Scandale à Tshikapa : un financement de 400 000 USD sans trace, le Gouverneur s’indigne

La décision de suspendre toutes les opérations d’atterrissage à l’aéroport national de Tshikapa, annoncée ce samedi 22 novembre 2025 par le Gouverneur Crispin Mukendi Bukasa, a ravivé un scandale latent autour des travaux de modernisation de cette infrastructure stratégique.

Après une descente urgente sur la piste, fortement dégradée par les récentes pluies, le Gouverneur a confirmé que l’aéroport ne peut plus accueillir aucun aéronef. Mais au-delà du risque sécuritaire, c’est surtout l’opacité autour d’un financement de 400 000 dollars américains qui suscite la controverse.

« Il y a une année, une entreprise a signé un contrat pour moderniser l’aéroport de Tshikapa. Un acompte de 400 000 dollars a été payé. Mais jusqu’à aujourd’hui, absolument rien n’a commencé. Sur le terrain, on ne voit qu’une simple clôture : aucun engin, aucun responsable, aucune activité. Nous voulons savoir à quoi a servi cet argent », a dénoncé le Gouverneur Mukendi, manifestement indigné.

Cette déclaration fait écho aux alertes précédentes du sénateur Joseph Ngalamulume, qui avait déjà dénoncé un possible détournement des fonds alloués à la modernisation de l’aéroport, notamment pour l’installation du sentier devant servir aux travaux.
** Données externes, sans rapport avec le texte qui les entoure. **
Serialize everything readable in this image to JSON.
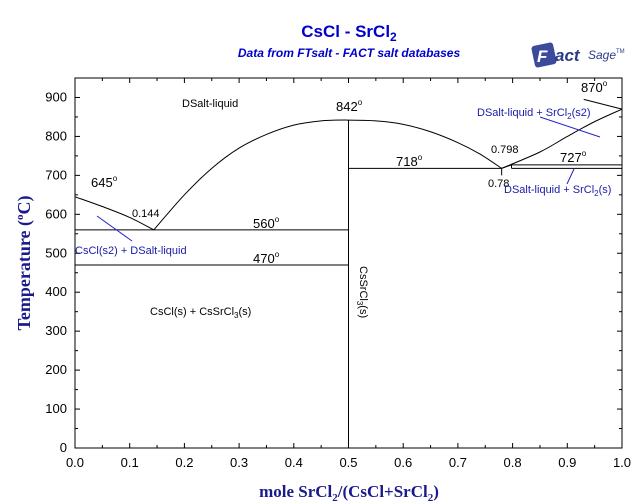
{
  "title": {
    "main": "CsCl - SrCl",
    "sub2": "2",
    "subtitle": "Data from FTsalt - FACT salt databases"
  },
  "logo": {
    "word": "FactSage",
    "tm": "TM"
  },
  "axes": {
    "ylabel": "Temperature (°C)",
    "ylabel_main": "Temperature (",
    "ylabel_deg": "o",
    "ylabel_end": "C)",
    "xlabel_main": "mole SrCl",
    "xlabel_sub1": "2",
    "xlabel_mid": "/(CsCl+SrCl",
    "xlabel_sub2": "2",
    "xlabel_end": ")"
  },
  "chart_data": {
    "type": "line",
    "title": "CsCl - SrCl2",
    "subtitle": "Data from FTsalt - FACT salt databases",
    "xlabel": "mole SrCl2/(CsCl+SrCl2)",
    "ylabel": "Temperature (°C)",
    "xlim": [
      0,
      1
    ],
    "ylim": [
      0,
      950
    ],
    "x_ticks": [
      "0.0",
      "0.1",
      "0.2",
      "0.3",
      "0.4",
      "0.5",
      "0.6",
      "0.7",
      "0.8",
      "0.9",
      "1.0"
    ],
    "y_ticks": [
      "0",
      "100",
      "200",
      "300",
      "400",
      "500",
      "600",
      "700",
      "800",
      "900"
    ],
    "series": [
      {
        "name": "liquidus-cscl",
        "points": [
          [
            0,
            645
          ],
          [
            0.05,
            620
          ],
          [
            0.1,
            592
          ],
          [
            0.144,
            560
          ]
        ]
      },
      {
        "name": "liquidus-cssrcl3",
        "points": [
          [
            0.144,
            560
          ],
          [
            0.2,
            650
          ],
          [
            0.25,
            718
          ],
          [
            0.3,
            770
          ],
          [
            0.35,
            805
          ],
          [
            0.4,
            829
          ],
          [
            0.45,
            840
          ],
          [
            0.5,
            842
          ],
          [
            0.55,
            840
          ],
          [
            0.6,
            831
          ],
          [
            0.65,
            812
          ],
          [
            0.7,
            784
          ],
          [
            0.74,
            755
          ],
          [
            0.78,
            718
          ]
        ]
      },
      {
        "name": "liquidus-srcl2",
        "points": [
          [
            0.78,
            718
          ],
          [
            0.85,
            760
          ],
          [
            0.9,
            800
          ],
          [
            0.95,
            838
          ],
          [
            1.0,
            870
          ]
        ]
      },
      {
        "name": "srcl2-transition-boundary",
        "points": [
          [
            0.93,
            895
          ],
          [
            1.0,
            870
          ]
        ]
      },
      {
        "name": "transition-branch",
        "points": [
          [
            0.78,
            718
          ],
          [
            0.798,
            727
          ]
        ]
      }
    ],
    "isotherms": [
      {
        "label": "560",
        "t": 560,
        "x_from": 0,
        "x_to": 0.5
      },
      {
        "label": "470",
        "t": 470,
        "x_from": 0,
        "x_to": 0.5
      },
      {
        "label": "718",
        "t": 718,
        "x_from": 0.5,
        "x_to": 0.78
      },
      {
        "label": "727",
        "t": 727,
        "x_from": 0.798,
        "x_to": 1.0
      },
      {
        "label": "727-low",
        "t": 718,
        "x_from": 0.798,
        "x_to": 1.0
      }
    ],
    "compound_line": {
      "x": 0.5,
      "from": 0,
      "to": 842
    },
    "special_points": [
      {
        "label": "645",
        "x": 0,
        "t": 645
      },
      {
        "label": "842",
        "x": 0.5,
        "t": 842
      },
      {
        "label": "870",
        "x": 1.0,
        "t": 870
      },
      {
        "label": "0.144",
        "x": 0.144,
        "t": 560
      },
      {
        "label": "0.798",
        "x": 0.798,
        "t": 727
      },
      {
        "label": "0.78",
        "x": 0.78,
        "t": 718
      }
    ],
    "grid": false
  },
  "labels": {
    "liquid": "DSalt-liquid",
    "t645": "645",
    "t842": "842",
    "t870": "870",
    "t718": "718",
    "t727": "727",
    "t560": "560",
    "t470": "470",
    "x0144": "0.144",
    "x0798": "0.798",
    "x078": "0.78",
    "deg": "o",
    "cscl_liq": "CsCl(s2) + DSalt-liquid",
    "cscl_cssrcl3_a": "CsCl(s) + CsSrCl",
    "cscl_cssrcl3_sub": "3",
    "cscl_cssrcl3_b": "(s)",
    "cssrcl3_a": "CsSrCl",
    "cssrcl3_sub": "3",
    "cssrcl3_b": "(s)",
    "liq_srcl2_top_a": "DSalt-liquid + SrCl",
    "liq_srcl2_top_sub": "2",
    "liq_srcl2_top_b": "(s2)",
    "liq_srcl2_bot_a": "DSalt-liquid + SrCl",
    "liq_srcl2_bot_sub": "2",
    "liq_srcl2_bot_b": "(s)"
  }
}
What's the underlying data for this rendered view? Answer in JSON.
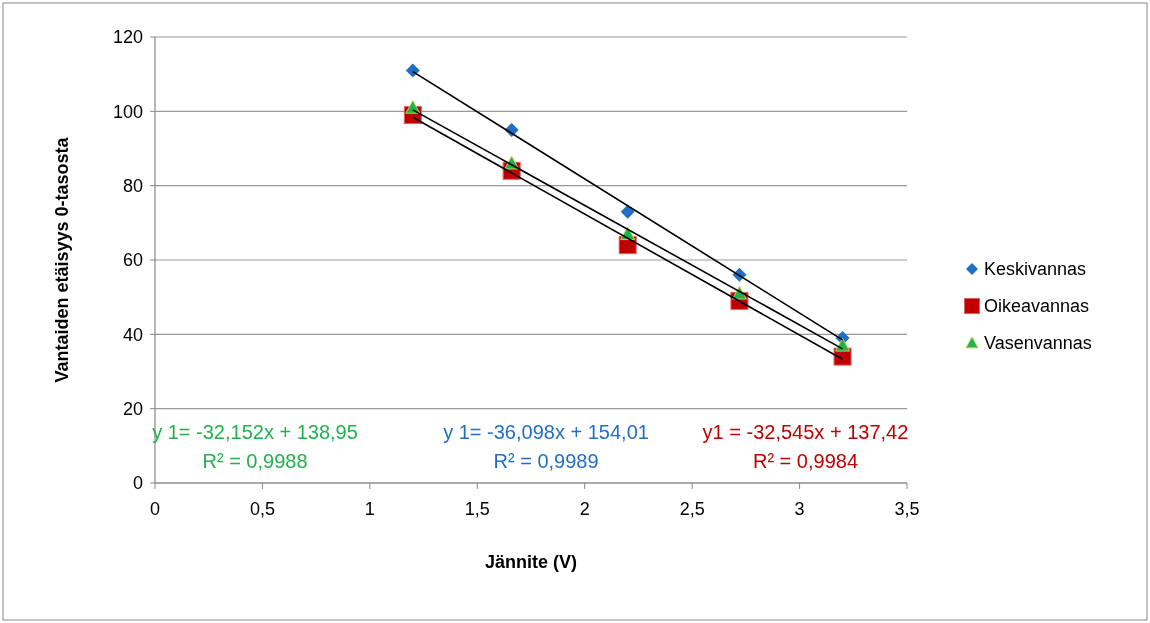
{
  "chart_data": {
    "type": "scatter",
    "xlabel": "Jännite (V)",
    "ylabel": "Vantaiden etäisyys 0-tasosta",
    "xlim": [
      0,
      3.5
    ],
    "xticks": [
      0,
      {
        "value": 0.5,
        "label": "0,5"
      },
      1,
      {
        "value": 1.5,
        "label": "1,5"
      },
      2,
      {
        "value": 2.5,
        "label": "2,5"
      },
      3,
      {
        "value": 3.5,
        "label": "3,5"
      }
    ],
    "ylim": [
      0,
      120
    ],
    "yticks": [
      0,
      20,
      40,
      60,
      80,
      100,
      120
    ],
    "grid": "y",
    "legend": "right",
    "series": [
      {
        "name": "Keskivannas",
        "color": "#1f6fc5",
        "marker": "diamond",
        "x": [
          1.2,
          1.66,
          2.2,
          2.72,
          3.2
        ],
        "values": [
          111,
          95,
          73,
          56,
          39
        ]
      },
      {
        "name": "Oikeavannas",
        "color": "#c00000",
        "marker": "square",
        "x": [
          1.2,
          1.66,
          2.2,
          2.72,
          3.2
        ],
        "values": [
          99,
          84,
          64,
          49,
          34
        ]
      },
      {
        "name": "Vasenvannas",
        "color": "#22b14c",
        "marker": "triangle",
        "x": [
          1.2,
          1.66,
          2.2,
          2.72,
          3.2
        ],
        "values": [
          101,
          86,
          67,
          51,
          37
        ]
      },
      {
        "type": "line",
        "color": "#000000",
        "marker": "none",
        "x": [
          1.2,
          3.2
        ],
        "values": [
          110.7,
          38.5
        ]
      },
      {
        "type": "line",
        "color": "#000000",
        "marker": "none",
        "x": [
          1.2,
          3.2
        ],
        "values": [
          98.4,
          33.3
        ]
      },
      {
        "type": "line",
        "color": "#000000",
        "marker": "none",
        "x": [
          1.2,
          3.2
        ],
        "values": [
          100.4,
          36.1
        ]
      }
    ],
    "annotations": [
      "y 1= -32,152x + 138,95\nR² = 0,9988",
      "y 1= -36,098x + 154,01\nR² = 0,9989",
      "y1 = -32,545x + 137,42\nR² = 0,9984"
    ]
  }
}
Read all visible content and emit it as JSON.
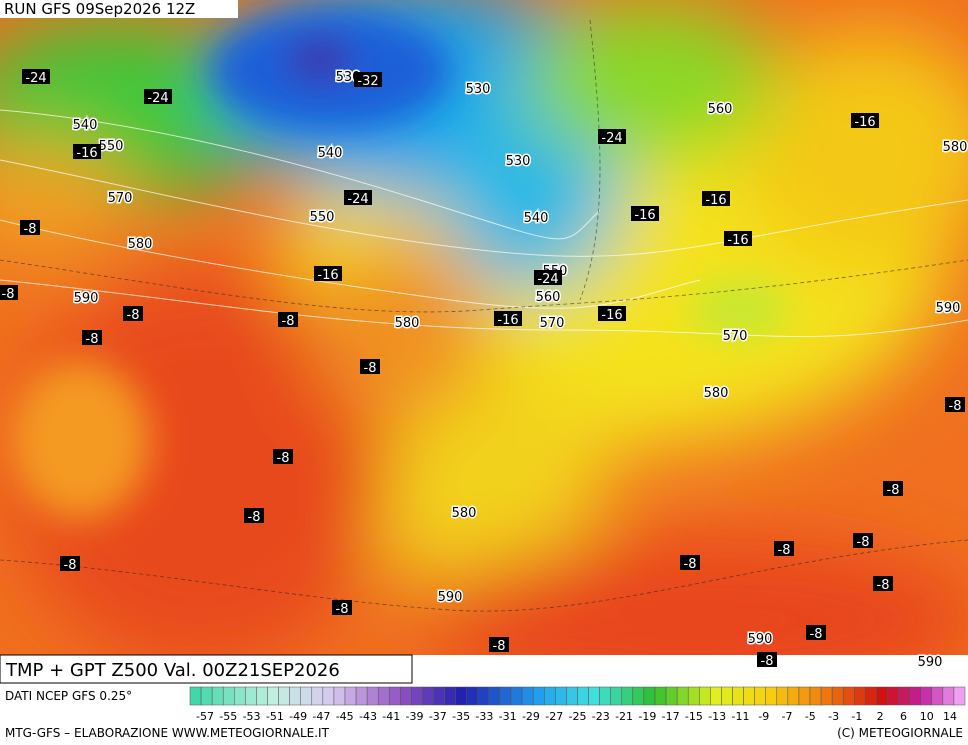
{
  "header": {
    "run": "RUN GFS 09Sep2026 12Z",
    "title": "TMP + GPT Z500 Val. 00Z21SEP2026",
    "source": "DATI NCEP GFS 0.25°",
    "credit": "MTG-GFS – ELABORAZIONE WWW.METEOGIORNALE.IT",
    "copyright": "(C) METEOGIORNALE"
  },
  "legend": {
    "labels": [
      "-57",
      "-55",
      "-53",
      "-51",
      "-49",
      "-47",
      "-45",
      "-43",
      "-41",
      "-39",
      "-37",
      "-35",
      "-33",
      "-31",
      "-29",
      "-27",
      "-25",
      "-23",
      "-21",
      "-19",
      "-17",
      "-15",
      "-13",
      "-11",
      "-9",
      "-7",
      "-5",
      "-3",
      "-1",
      "2",
      "6",
      "10",
      "14"
    ]
  },
  "map": {
    "temperature_labels": [
      "-24",
      "-24",
      "-16",
      "-8",
      "-8",
      "-8",
      "-8",
      "-8",
      "-24",
      "-16",
      "-24",
      "-16",
      "-16",
      "-16",
      "-16",
      "-16",
      "-16",
      "-24",
      "-8",
      "-8",
      "-8",
      "-8",
      "-8",
      "-8",
      "-8",
      "-8",
      "-8",
      "-8",
      "-8",
      "-8",
      "-8",
      "-8",
      "-32"
    ],
    "height_labels": [
      "530",
      "530",
      "540",
      "550",
      "560",
      "540",
      "530",
      "570",
      "550",
      "540",
      "580",
      "550",
      "560",
      "590",
      "580",
      "570",
      "570",
      "580",
      "580",
      "590",
      "580",
      "590",
      "590",
      "590"
    ]
  }
}
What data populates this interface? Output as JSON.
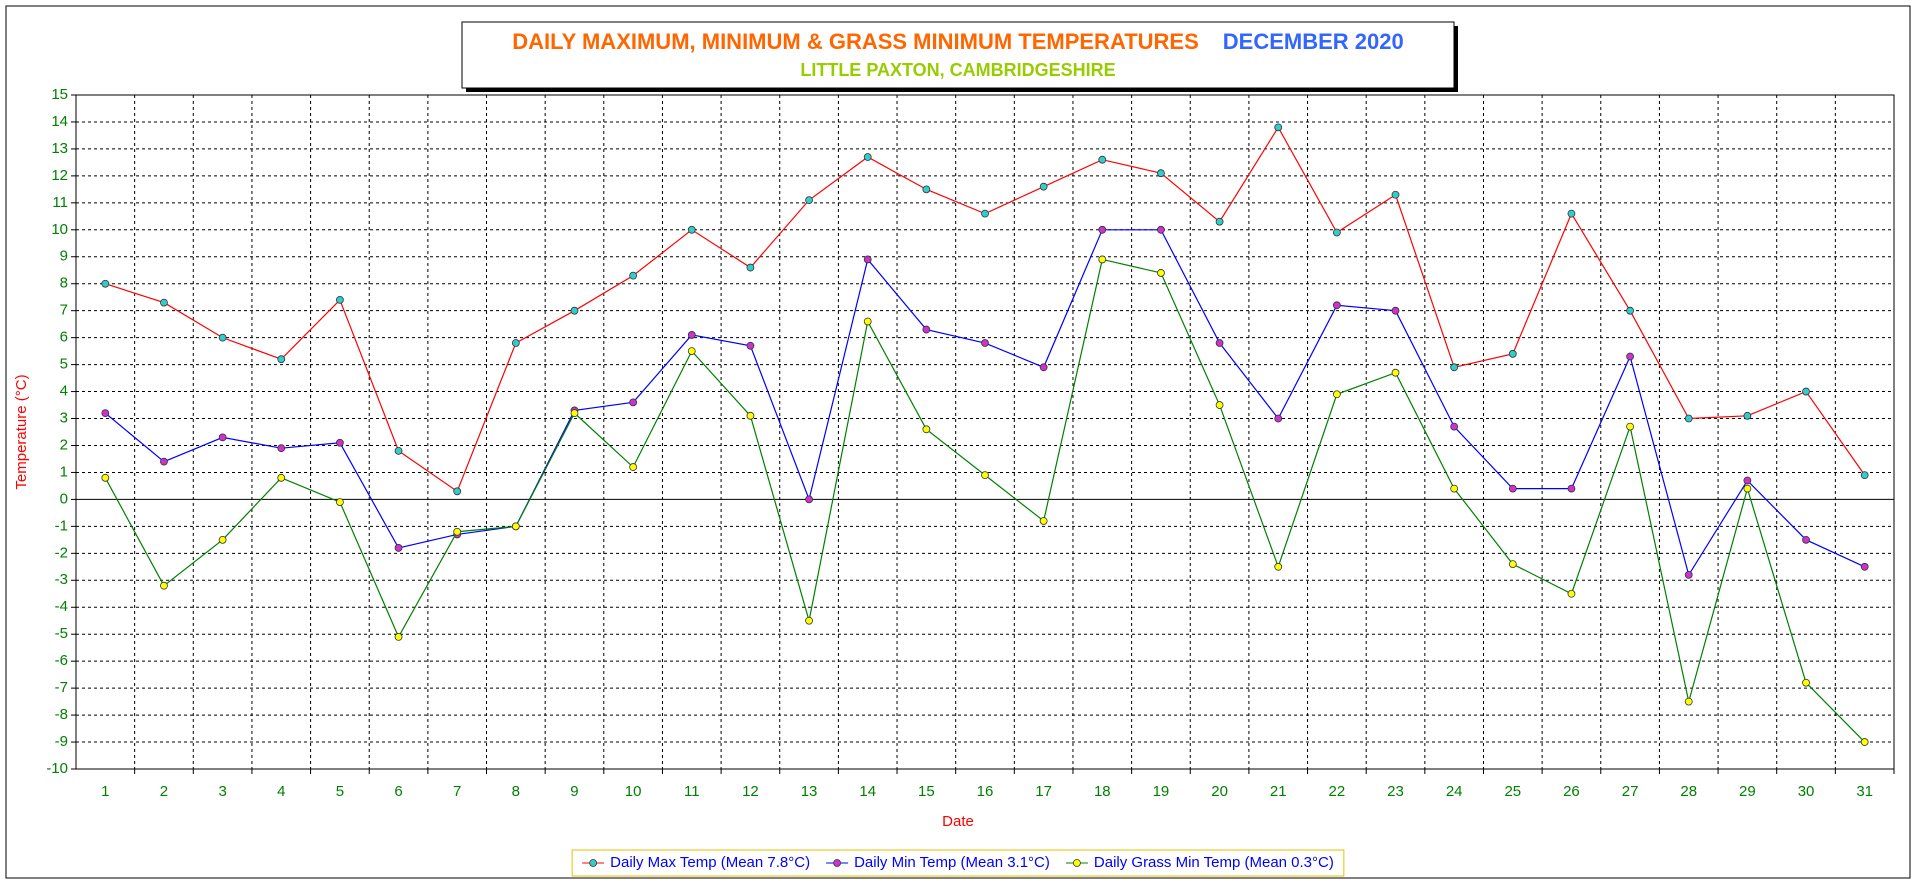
{
  "chart_data": {
    "type": "line",
    "title": "DAILY MAXIMUM, MINIMUM & GRASS MINIMUM TEMPERATURES",
    "title_period": "DECEMBER 2020",
    "subtitle": "LITTLE PAXTON, CAMBRIDGESHIRE",
    "x_label": "Date",
    "y_label": "Temperature (°C)",
    "categories": [
      "1",
      "2",
      "3",
      "4",
      "5",
      "6",
      "7",
      "8",
      "9",
      "10",
      "11",
      "12",
      "13",
      "14",
      "15",
      "16",
      "17",
      "18",
      "19",
      "20",
      "21",
      "22",
      "23",
      "24",
      "25",
      "26",
      "27",
      "28",
      "29",
      "30",
      "31"
    ],
    "series": [
      {
        "name": "Daily Max Temp (Mean 7.8°C)",
        "color": "#ff0000",
        "marker_color": "#33cccc",
        "values": [
          8.0,
          7.3,
          6.0,
          5.2,
          7.4,
          1.8,
          0.3,
          5.8,
          7.0,
          8.3,
          10.0,
          8.6,
          11.1,
          12.7,
          11.5,
          10.6,
          11.6,
          12.6,
          12.1,
          10.3,
          13.8,
          9.9,
          11.3,
          4.9,
          5.4,
          10.6,
          7.0,
          3.0,
          3.1,
          4.0,
          0.9
        ]
      },
      {
        "name": "Daily Min Temp (Mean 3.1°C)",
        "color": "#0000ff",
        "marker_color": "#cc33cc",
        "values": [
          3.2,
          1.4,
          2.3,
          1.9,
          2.1,
          -1.8,
          -1.3,
          -1.0,
          3.3,
          3.6,
          6.1,
          5.7,
          0.0,
          8.9,
          6.3,
          5.8,
          4.9,
          10.0,
          10.0,
          5.8,
          3.0,
          7.2,
          7.0,
          2.7,
          0.4,
          0.4,
          5.3,
          -2.8,
          0.7,
          -1.5,
          -2.5
        ]
      },
      {
        "name": "Daily Grass Min Temp (Mean 0.3°C)",
        "color": "#008000",
        "marker_color": "#ffff00",
        "values": [
          0.8,
          -3.2,
          -1.5,
          0.8,
          -0.1,
          -5.1,
          -1.2,
          -1.0,
          3.2,
          1.2,
          5.5,
          3.1,
          -4.5,
          6.6,
          2.6,
          0.9,
          -0.8,
          8.9,
          8.4,
          3.5,
          -2.5,
          3.9,
          4.7,
          0.4,
          -2.4,
          -3.5,
          2.7,
          -7.5,
          0.4,
          -6.8,
          -9.0
        ]
      }
    ],
    "ylim": [
      -10,
      15
    ],
    "yticks": [
      -10,
      -9,
      -8,
      -7,
      -6,
      -5,
      -4,
      -3,
      -2,
      -1,
      0,
      1,
      2,
      3,
      4,
      5,
      6,
      7,
      8,
      9,
      10,
      11,
      12,
      13,
      14,
      15
    ],
    "grid": true,
    "legend": "bottom"
  }
}
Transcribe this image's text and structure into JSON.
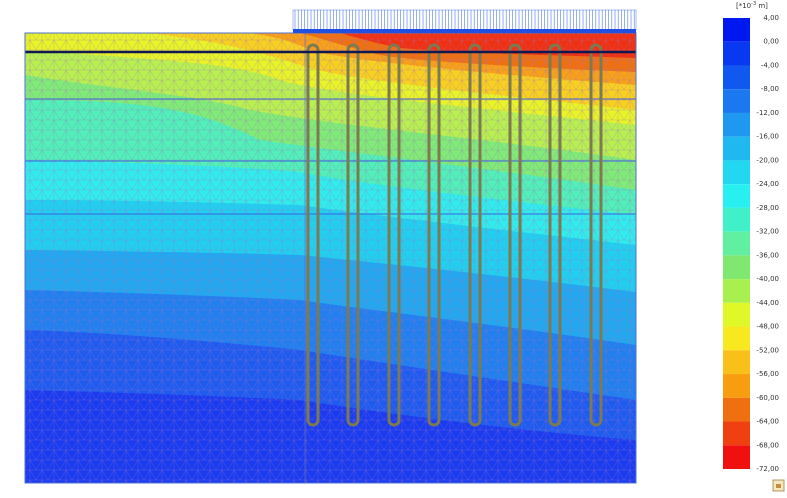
{
  "legend": {
    "unit": {
      "base": "[*10",
      "exponent": "-3",
      "suffix": " m]"
    },
    "labels": [
      "4,00",
      "0,00",
      "-4,00",
      "-8,00",
      "-12,00",
      "-16,00",
      "-20,00",
      "-24,00",
      "-28,00",
      "-32,00",
      "-36,00",
      "-40,00",
      "-44,00",
      "-48,00",
      "-52,00",
      "-56,00",
      "-60,00",
      "-64,00",
      "-68,00",
      "-72,00"
    ],
    "colors": [
      "#0018f0",
      "#0838f0",
      "#1058f0",
      "#1a78f0",
      "#1e98f0",
      "#20b8f0",
      "#22d8f0",
      "#28f0f0",
      "#40f0c8",
      "#60f0a0",
      "#80e870",
      "#a8f050",
      "#e0f828",
      "#f8e820",
      "#f8c018",
      "#f89c10",
      "#f07010",
      "#f04010",
      "#f01010"
    ]
  }
}
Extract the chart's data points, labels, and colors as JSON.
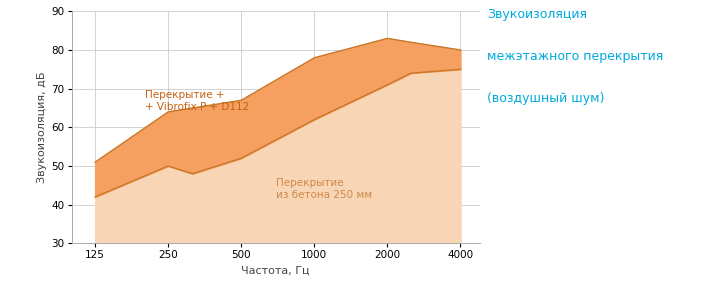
{
  "x_values": [
    125,
    250,
    315,
    500,
    1000,
    2000,
    2500,
    4000
  ],
  "y_lower": [
    42,
    50,
    48,
    52,
    62,
    71,
    74,
    75
  ],
  "y_upper": [
    51,
    64,
    65,
    67,
    78,
    83,
    82,
    80
  ],
  "x_ticks": [
    125,
    250,
    500,
    1000,
    2000,
    4000
  ],
  "ylim": [
    30,
    90
  ],
  "xlabel": "Частота, Гц",
  "ylabel": "Звукоизоляция, дБ",
  "label_lower": "Перекрытие\nиз бетона 250 мм",
  "label_upper": "Перекрытие +\n+ Vibrofix P + D112",
  "title_line1": "Звукоизоляция",
  "title_line2": "межэтажного перекрытия",
  "title_line3": "(воздушный шум)",
  "color_upper_fill": "#f5a060",
  "color_lower_fill": "#f8d5b5",
  "color_upper_line": "#c87828",
  "color_lower_line": "#c87828",
  "title_color": "#00aadd",
  "label_color_lower": "#d08848",
  "label_color_upper": "#c86010",
  "bg_color": "#ffffff",
  "grid_color": "#cccccc"
}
Le constat dressé par l’autorité provinciale vient ainsi renforcer les accusations portées par certains élus nationaux, dont le sénateur Ngalamulume, qui soupçonnent un détournement ou une mauvaise gestion de l’enveloppe débloquée.

Un an après la signature du contrat, aucun acte concret n’a été posé par l’entreprise bénéficiaire du financement, ce qui alimente davantage les soupçons et plonge le projet dans un flou total. Une situation d’autant plus préoccupante que la modernisation de l’aéroport est cruciale pour le désenclavement de la province.

Face à ce qu’il qualifie de « manquement grave », le Gouverneur a exigé l’ouverture immédiate du chantier ainsi que des explications transparentes sur l’utilisation des 400 000 dollars.

« En tant qu’autorité provinciale, je n’accepterai plus aucun retard inexpliqué. Nous devons rendre des comptes à notre population et au Chef de l’État. Cet argent ne peut pas disparaître sans justification », a-t-il martelé.

Avec la piste désormais inutilisable, Tshikapa se retrouve temporairement coupée du trafic aérien, un coup dur pour les activités économiques, médicales et administratives. Une situation qui accentue l’indignation autour de la gestion du projet de modernisation de l’aéroport.